RFI, Dimanche, 02 décembre 2018

Au fil de ses oeuvres, l'écrivain mauritanien Beyrouk s’est imposé comme l’une des grandes plumes des lettres africaines. Son nouveau roman Je suis seul, court et poignant, traite du fanatisme.

De la survie de l’amour en temps de haine

Empreints de lyrisme et convoquant des personnages de femmes à la fois lumineux et puissants, les romans de l’écrivain maurita­nien Beyrouk mettent en scène des sociétés patriarcales sahariennes qui se frayent diffici­lement leur chemin vers la modernité. L’écrivain avait été couronné par le prestigieux prix Amadou Kourouma pour son troisième roman Le Tambour des larmes (2015). Son nouveau roman, intitulé Je suis seul et publié par la maison d’édition tunisienne Elyzad, raconte le triste destin d’une cité du désert tombée aux mains des fanatiques religieux.

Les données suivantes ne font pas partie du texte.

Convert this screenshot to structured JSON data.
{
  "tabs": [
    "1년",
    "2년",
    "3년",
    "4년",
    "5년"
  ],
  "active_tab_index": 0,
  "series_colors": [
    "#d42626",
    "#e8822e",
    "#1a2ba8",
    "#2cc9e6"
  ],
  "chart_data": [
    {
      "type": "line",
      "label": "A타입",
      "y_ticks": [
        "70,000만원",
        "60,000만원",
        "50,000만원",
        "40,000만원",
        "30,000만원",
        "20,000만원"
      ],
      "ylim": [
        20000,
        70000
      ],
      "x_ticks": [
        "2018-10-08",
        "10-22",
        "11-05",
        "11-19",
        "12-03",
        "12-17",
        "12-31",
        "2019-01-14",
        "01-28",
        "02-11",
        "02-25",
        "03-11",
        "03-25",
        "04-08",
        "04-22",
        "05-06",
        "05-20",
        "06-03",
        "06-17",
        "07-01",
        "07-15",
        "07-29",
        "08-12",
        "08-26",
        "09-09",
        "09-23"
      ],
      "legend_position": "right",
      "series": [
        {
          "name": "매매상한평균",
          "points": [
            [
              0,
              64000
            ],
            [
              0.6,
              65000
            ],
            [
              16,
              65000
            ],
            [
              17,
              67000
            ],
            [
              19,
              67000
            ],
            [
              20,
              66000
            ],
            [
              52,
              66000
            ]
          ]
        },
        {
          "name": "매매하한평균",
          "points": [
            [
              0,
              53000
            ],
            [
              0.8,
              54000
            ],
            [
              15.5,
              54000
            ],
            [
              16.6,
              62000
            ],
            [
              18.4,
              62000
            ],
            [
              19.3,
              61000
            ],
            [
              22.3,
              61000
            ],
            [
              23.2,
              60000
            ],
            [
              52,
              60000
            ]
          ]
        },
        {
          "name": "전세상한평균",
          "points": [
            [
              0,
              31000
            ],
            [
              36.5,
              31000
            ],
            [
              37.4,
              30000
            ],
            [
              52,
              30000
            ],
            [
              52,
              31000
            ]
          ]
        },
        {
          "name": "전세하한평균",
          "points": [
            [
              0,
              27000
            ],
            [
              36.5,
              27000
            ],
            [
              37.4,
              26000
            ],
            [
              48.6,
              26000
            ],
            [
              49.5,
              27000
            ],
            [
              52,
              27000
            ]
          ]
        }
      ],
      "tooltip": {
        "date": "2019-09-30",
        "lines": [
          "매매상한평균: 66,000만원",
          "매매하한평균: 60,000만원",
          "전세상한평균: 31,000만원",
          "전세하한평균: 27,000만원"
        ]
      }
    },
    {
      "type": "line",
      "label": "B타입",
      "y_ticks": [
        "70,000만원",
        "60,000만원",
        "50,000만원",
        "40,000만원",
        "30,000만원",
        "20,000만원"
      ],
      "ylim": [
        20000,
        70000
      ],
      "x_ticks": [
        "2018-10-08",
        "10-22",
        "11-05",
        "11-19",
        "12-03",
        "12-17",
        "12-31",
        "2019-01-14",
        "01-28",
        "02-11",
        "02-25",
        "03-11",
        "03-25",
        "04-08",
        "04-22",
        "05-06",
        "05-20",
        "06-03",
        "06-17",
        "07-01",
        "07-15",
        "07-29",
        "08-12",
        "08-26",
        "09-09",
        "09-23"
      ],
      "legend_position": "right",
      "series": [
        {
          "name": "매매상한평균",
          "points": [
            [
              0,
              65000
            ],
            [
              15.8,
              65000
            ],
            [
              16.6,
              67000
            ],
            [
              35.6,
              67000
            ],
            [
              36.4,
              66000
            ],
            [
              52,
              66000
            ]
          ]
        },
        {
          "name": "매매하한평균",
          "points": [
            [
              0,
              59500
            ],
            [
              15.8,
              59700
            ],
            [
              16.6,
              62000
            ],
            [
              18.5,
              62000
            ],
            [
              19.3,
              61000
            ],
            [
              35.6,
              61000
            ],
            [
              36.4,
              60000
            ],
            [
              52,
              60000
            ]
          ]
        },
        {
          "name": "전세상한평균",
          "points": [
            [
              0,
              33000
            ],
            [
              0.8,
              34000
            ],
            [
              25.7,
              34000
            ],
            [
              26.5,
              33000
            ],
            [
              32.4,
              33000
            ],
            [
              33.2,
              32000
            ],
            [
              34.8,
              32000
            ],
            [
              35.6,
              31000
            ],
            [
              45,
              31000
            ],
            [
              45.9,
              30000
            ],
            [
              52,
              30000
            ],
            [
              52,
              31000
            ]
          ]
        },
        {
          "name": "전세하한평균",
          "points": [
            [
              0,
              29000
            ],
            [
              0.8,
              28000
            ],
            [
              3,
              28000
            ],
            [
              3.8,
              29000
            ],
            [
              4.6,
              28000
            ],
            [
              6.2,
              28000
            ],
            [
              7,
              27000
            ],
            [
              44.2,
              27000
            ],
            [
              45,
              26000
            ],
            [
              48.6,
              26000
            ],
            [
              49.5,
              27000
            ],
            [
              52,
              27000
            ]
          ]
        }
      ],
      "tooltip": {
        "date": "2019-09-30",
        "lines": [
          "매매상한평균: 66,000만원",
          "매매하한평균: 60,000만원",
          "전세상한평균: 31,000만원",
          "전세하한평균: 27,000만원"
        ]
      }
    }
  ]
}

« Je n’ai jamais arrêté de lire », aime à répéter le romancier Beyrouk, natif d’Atar, ville du nord de la Mauritanie, et fils d’un père instituteur à l’école coloniale. Si c’est à son père qu’il doit d’avoir connu Victor Hugo et les grands classiques de la littérature fran­çaise, le romancier doit à sa propre curiosité sa découverte des gestes et des légendes des sociétés sahariennes.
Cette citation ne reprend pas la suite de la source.